On Dec. 1, 2015, the New York Department of Financial Services (“NYDFS”) issued a proposed regulation (the “Proposed Regulation”) that would require all depository institutions, trust companies, foreign bank branches or agencies, money transmitters and check cashers chartered or licensed under New York law (each, a “Regulated Institution”)[1] to maintain a “Transaction Monitoring Program” and a “Watch List Filtering Program” (collectively, a “Transaction Monitoring and Filtering Program”) to detect potential violations of applicable anti-money laundering (“AML”) laws and regulations[2] and sanctions programs administered by the U.S. Department of the Treasury’s Office of Foreign Assets Control (“OFAC”).[3]

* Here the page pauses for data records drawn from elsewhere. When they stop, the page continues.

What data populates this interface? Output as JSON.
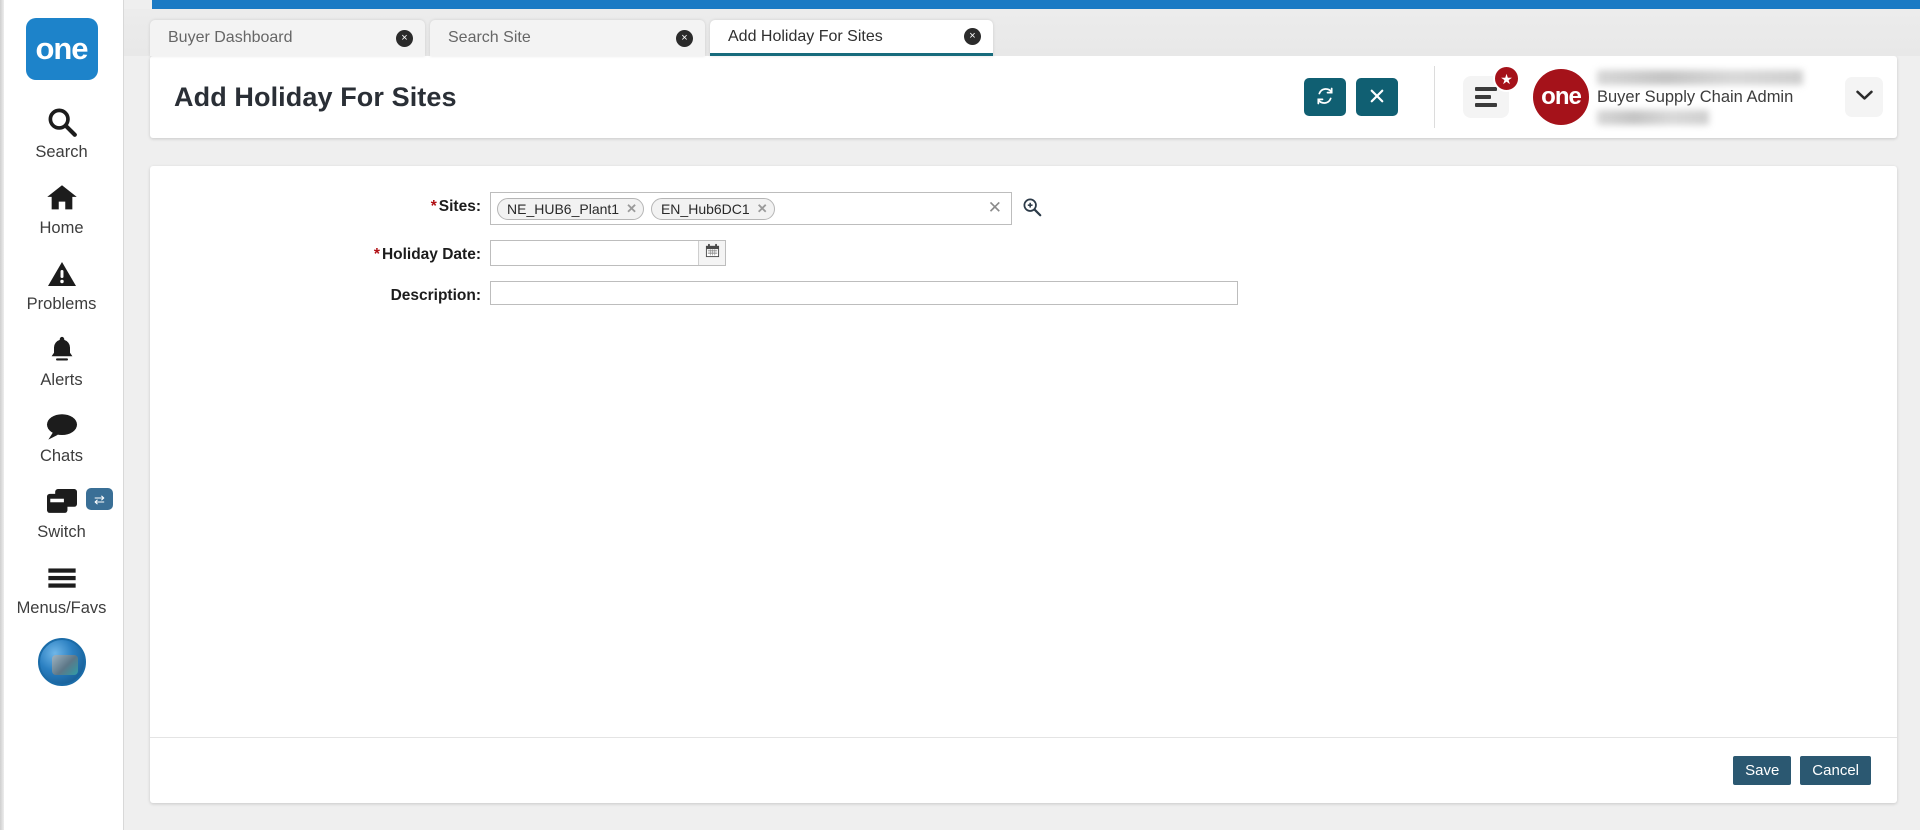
{
  "sidebar": {
    "logo_text": "one",
    "items": [
      {
        "label": "Search",
        "icon": "search-icon"
      },
      {
        "label": "Home",
        "icon": "home-icon"
      },
      {
        "label": "Problems",
        "icon": "warning-triangle-icon"
      },
      {
        "label": "Alerts",
        "icon": "bell-icon"
      },
      {
        "label": "Chats",
        "icon": "chat-bubble-icon"
      },
      {
        "label": "Switch",
        "icon": "windows-stack-icon",
        "badge": "⇄"
      },
      {
        "label": "Menus/Favs",
        "icon": "hamburger-icon"
      }
    ],
    "avatar": "user-avatar"
  },
  "tabs": [
    {
      "label": "Buyer Dashboard",
      "active": false,
      "close": "×"
    },
    {
      "label": "Search Site",
      "active": false,
      "close": "×"
    },
    {
      "label": "Add Holiday For Sites",
      "active": true,
      "close": "×"
    }
  ],
  "header": {
    "title": "Add Holiday For Sites",
    "refresh_icon": "refresh-icon",
    "close_icon": "close-icon",
    "menu_icon": "hamburger-menu-icon",
    "favorites_badge": "★",
    "brand_logo": "one",
    "user_name_masked": "",
    "user_role": "Buyer Supply Chain Admin",
    "chevron": "❯"
  },
  "form": {
    "sites": {
      "label": "Sites:",
      "required": true,
      "chips": [
        {
          "text": "NE_HUB6_Plant1",
          "remove": "✕"
        },
        {
          "text": "EN_Hub6DC1",
          "remove": "✕"
        }
      ],
      "clear": "✕",
      "lookup_icon": "search-lookup-icon",
      "input_value": "",
      "placeholder": ""
    },
    "holiday_date": {
      "label": "Holiday Date:",
      "required": true,
      "value": "",
      "placeholder": "",
      "calendar_icon": "calendar-icon"
    },
    "description": {
      "label": "Description:",
      "required": false,
      "value": "",
      "placeholder": ""
    }
  },
  "footer": {
    "save_label": "Save",
    "cancel_label": "Cancel"
  },
  "colors": {
    "top_bar_blue": "#1b7ac4",
    "rail_logo_blue": "#1d83ca",
    "header_action_teal": "#105f72",
    "active_tab_underline": "#176b7c",
    "brand_red": "#a5121a",
    "footer_button": "#2b5871",
    "required_asterisk": "#b00f14"
  }
}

The Proposed Regulation would also require a Regulated Institution’s senior compliance officer (or functional equivalent) to certify annually to the NYDFS each April 15 that the Regulated Institution is in compliance with the Proposed Regulation (“Annual Certification”). Specifically, the Annual Certification would require the senior compliance officer to certify to the best of their knowledge that “they have reviewed, or caused to be reviewed” the Transaction Monitoring and Filtering Program and that “the Transaction Monitoring and Filtering Program complies with all the requirements of [the Proposed Regulation].”[4] An officer who is deemed to have filed an “incorrect or false Annual Certification” maypersonally be subject to criminal penalties.[5]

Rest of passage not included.